Jun 2, 2011 22:21 GMT  ·  By

The Witcher 2 is a great, great game and most of my reasons can be found in this Softpedia review of the game, but I wonder whether its main ideas and mechanics are the ones that will be able to push the computer role-playing genre into the future.

This game impressed almost everybody that played it with the mix between a truly expressive and beautiful style, a new game engine that taxes hardware but delivers very nice graphics, a narrative that mixes political and moral concepts with humor and some pretty over the top elements and a combat mechanics that can take some time to get, but develop well as the game progresses.

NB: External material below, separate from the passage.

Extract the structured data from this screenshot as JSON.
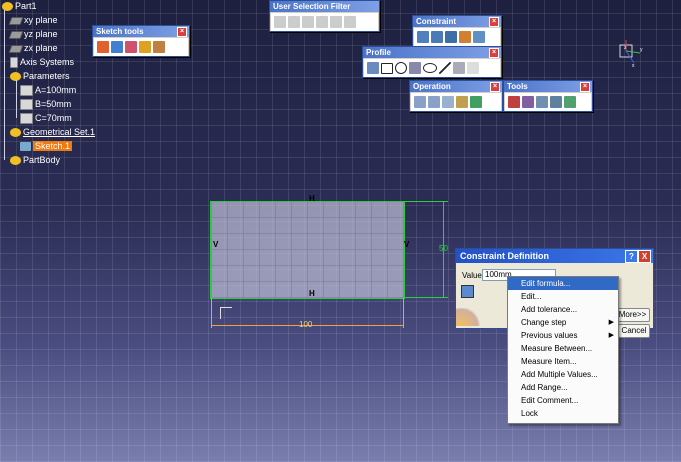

But the things that make The Witcher 2 great also make it, almost by design, a niche game in the long term, one that cannot break out of the computer role-playing game district (think non-human populated neighborhoods in the game) into the wider mainstream city (think the bustling, whore infested and sunny places where humans live).

The combat is too hard for the vast majority to spent the time and discover its beauty and ability to engage.

The story is hard to follow at times and a huge number of players will never go to the trouble of reading all the lore minded entries in the Journal section of the game (it took me one Prologue and the First Chapter to get the courage to read it all).

The mix of high-minded concepts, like all the moral questions that go mostly unanswered, and the low, like the abundance of misogyny and the casual racism towards non humans, will be unpalatable to the mainstream.

This does not mean that there shouldn't be a Witcher 3 from CD Projekt RED or that the very good ideas from this game should not be adopted by other developers working in the same space.

But if computer role-playing games want to get out of their ghetto and assault the mainstream, they might need to let The Witcher be the game of the hardcore and re-imagine mechanics and concepts to appeal to a wider base.